I imagine PlayStation VR will end up costing less (maybe $399.99, in addition to the $350 cost of the console) and similarly won’t be as high a quality as that of a high-end PC plus Oculus. Much like Nintendo made a name for itself by producing cheaper and slightly inferior products technologically when compared to the top tier, Sony and PlayStation VR can occupy that space and appeal to a larger audience, while Oculus caters to the premiere crowd. That’s effectively already what the “PC Master Race” vs console debate is about. Sony just announced PlayStation 4 has sold 35.9 million units. If just three percent of those owners buy the PlayStation VR as well, that’s 1,077,000 kits. For reference, the infamous Virtual Boy sold 770,000 units at its $180 price point and was pulled from production in less than a year due to low sales.

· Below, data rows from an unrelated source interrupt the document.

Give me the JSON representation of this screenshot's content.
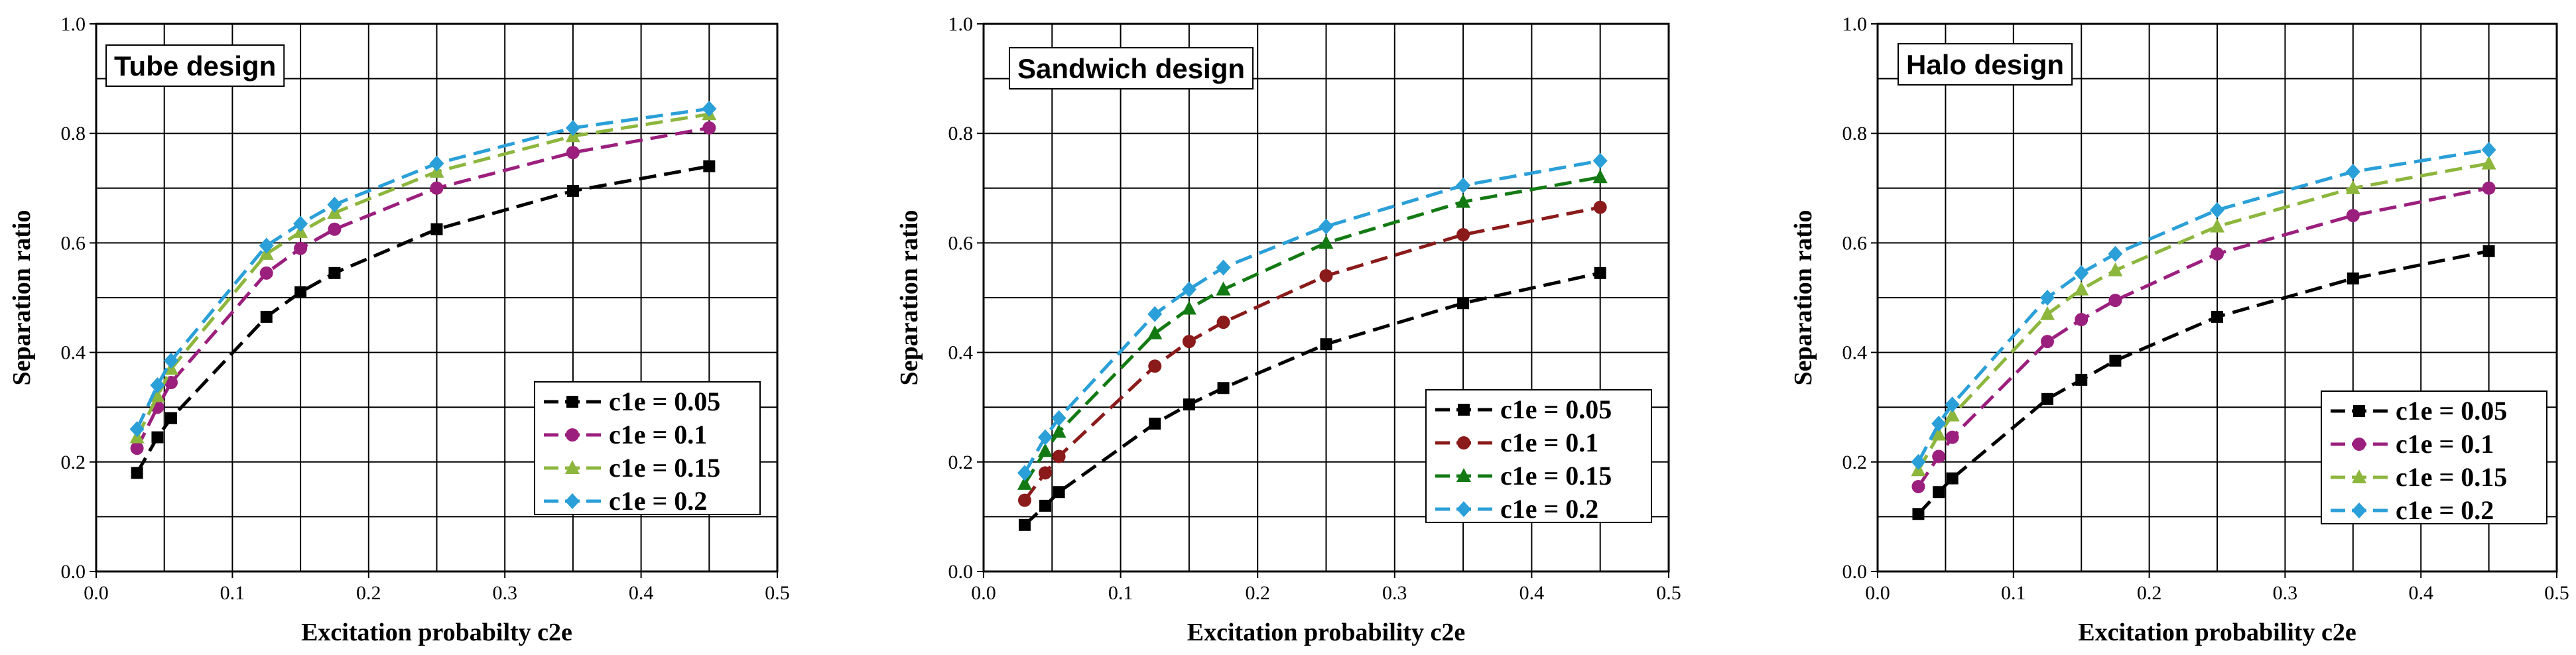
{
  "chart_data": [
    {
      "type": "line",
      "title": "Tube design",
      "xlabel": "Excitation probabilty c2e",
      "ylabel": "Separation ratio",
      "xlim": [
        0,
        0.5
      ],
      "ylim": [
        0,
        1.0
      ],
      "xticks": [
        "0.0",
        "0.1",
        "0.2",
        "0.3",
        "0.4",
        "0.5"
      ],
      "yticks": [
        "0.0",
        "0.2",
        "0.4",
        "0.6",
        "0.8",
        "1.0"
      ],
      "grid": true,
      "legend_position": "bottom-right",
      "x": [
        0.03,
        0.045,
        0.055,
        0.125,
        0.15,
        0.175,
        0.25,
        0.35,
        0.45
      ],
      "series": [
        {
          "name": "c1e = 0.05",
          "color": "#000000",
          "marker": "square",
          "values": [
            0.18,
            0.245,
            0.28,
            0.465,
            0.51,
            0.545,
            0.625,
            0.695,
            0.74
          ]
        },
        {
          "name": "c1e = 0.1",
          "color": "#9b1f7d",
          "marker": "circle",
          "values": [
            0.225,
            0.3,
            0.345,
            0.545,
            0.59,
            0.625,
            0.7,
            0.765,
            0.81
          ]
        },
        {
          "name": "c1e = 0.15",
          "color": "#8db63d",
          "marker": "triangle",
          "values": [
            0.245,
            0.32,
            0.37,
            0.58,
            0.62,
            0.655,
            0.73,
            0.795,
            0.835
          ]
        },
        {
          "name": "c1e = 0.2",
          "color": "#2a9fd8",
          "marker": "diamond",
          "values": [
            0.26,
            0.34,
            0.385,
            0.595,
            0.635,
            0.67,
            0.745,
            0.81,
            0.845
          ]
        }
      ]
    },
    {
      "type": "line",
      "title": "Sandwich design",
      "xlabel": "Excitation probability c2e",
      "ylabel": "Separation ratio",
      "xlim": [
        0,
        0.5
      ],
      "ylim": [
        0,
        1.0
      ],
      "xticks": [
        "0.0",
        "0.1",
        "0.2",
        "0.3",
        "0.4",
        "0.5"
      ],
      "yticks": [
        "0.0",
        "0.2",
        "0.4",
        "0.6",
        "0.8",
        "1.0"
      ],
      "grid": true,
      "legend_position": "bottom-right",
      "x": [
        0.03,
        0.045,
        0.055,
        0.125,
        0.15,
        0.175,
        0.25,
        0.35,
        0.45
      ],
      "series": [
        {
          "name": "c1e = 0.05",
          "color": "#000000",
          "marker": "square",
          "values": [
            0.085,
            0.12,
            0.145,
            0.27,
            0.305,
            0.335,
            0.415,
            0.49,
            0.545
          ]
        },
        {
          "name": "c1e = 0.1",
          "color": "#8b1a1a",
          "marker": "circle",
          "values": [
            0.13,
            0.18,
            0.21,
            0.375,
            0.42,
            0.455,
            0.54,
            0.615,
            0.665
          ]
        },
        {
          "name": "c1e = 0.15",
          "color": "#137a13",
          "marker": "triangle",
          "values": [
            0.16,
            0.22,
            0.255,
            0.435,
            0.48,
            0.515,
            0.6,
            0.675,
            0.72
          ]
        },
        {
          "name": "c1e = 0.2",
          "color": "#2a9fd8",
          "marker": "diamond",
          "values": [
            0.18,
            0.245,
            0.28,
            0.47,
            0.515,
            0.555,
            0.63,
            0.705,
            0.75
          ]
        }
      ]
    },
    {
      "type": "line",
      "title": "Halo design",
      "xlabel": "Excitation probability c2e",
      "ylabel": "Separation ratio",
      "xlim": [
        0,
        0.5
      ],
      "ylim": [
        0,
        1.0
      ],
      "xticks": [
        "0.0",
        "0.1",
        "0.2",
        "0.3",
        "0.4",
        "0.5"
      ],
      "yticks": [
        "0.0",
        "0.2",
        "0.4",
        "0.6",
        "0.8",
        "1.0"
      ],
      "grid": true,
      "legend_position": "bottom-right",
      "x": [
        0.03,
        0.045,
        0.055,
        0.125,
        0.15,
        0.175,
        0.25,
        0.35,
        0.45
      ],
      "series": [
        {
          "name": "c1e = 0.05",
          "color": "#000000",
          "marker": "square",
          "values": [
            0.105,
            0.145,
            0.17,
            0.315,
            0.35,
            0.385,
            0.465,
            0.535,
            0.585
          ]
        },
        {
          "name": "c1e = 0.1",
          "color": "#9b1f7d",
          "marker": "circle",
          "values": [
            0.155,
            0.21,
            0.245,
            0.42,
            0.46,
            0.495,
            0.58,
            0.65,
            0.7
          ]
        },
        {
          "name": "c1e = 0.15",
          "color": "#8db63d",
          "marker": "triangle",
          "values": [
            0.185,
            0.25,
            0.285,
            0.47,
            0.515,
            0.55,
            0.63,
            0.7,
            0.745
          ]
        },
        {
          "name": "c1e = 0.2",
          "color": "#2a9fd8",
          "marker": "diamond",
          "values": [
            0.2,
            0.27,
            0.305,
            0.5,
            0.545,
            0.58,
            0.66,
            0.73,
            0.77
          ]
        }
      ]
    }
  ]
}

Ultimately, based on a lot of the activity on twitter and write-ups I saw yesterday. VR is still a ways out from being palatable to the masses (at least at a $600) price point but there’s definitely an audience out there pre-ordering it. In order to appeal to the larger crowd, Oculus will either require marketing that figures out a better way to tell people why they need to spend that kind of money on the technology (I would suggest putting VR demo stores into pretty much any building that ends up being a Spirit Halloween during the month of October) or consumers will end up waiting until the cost of production becomes more efficient and the price of the product drops as a result.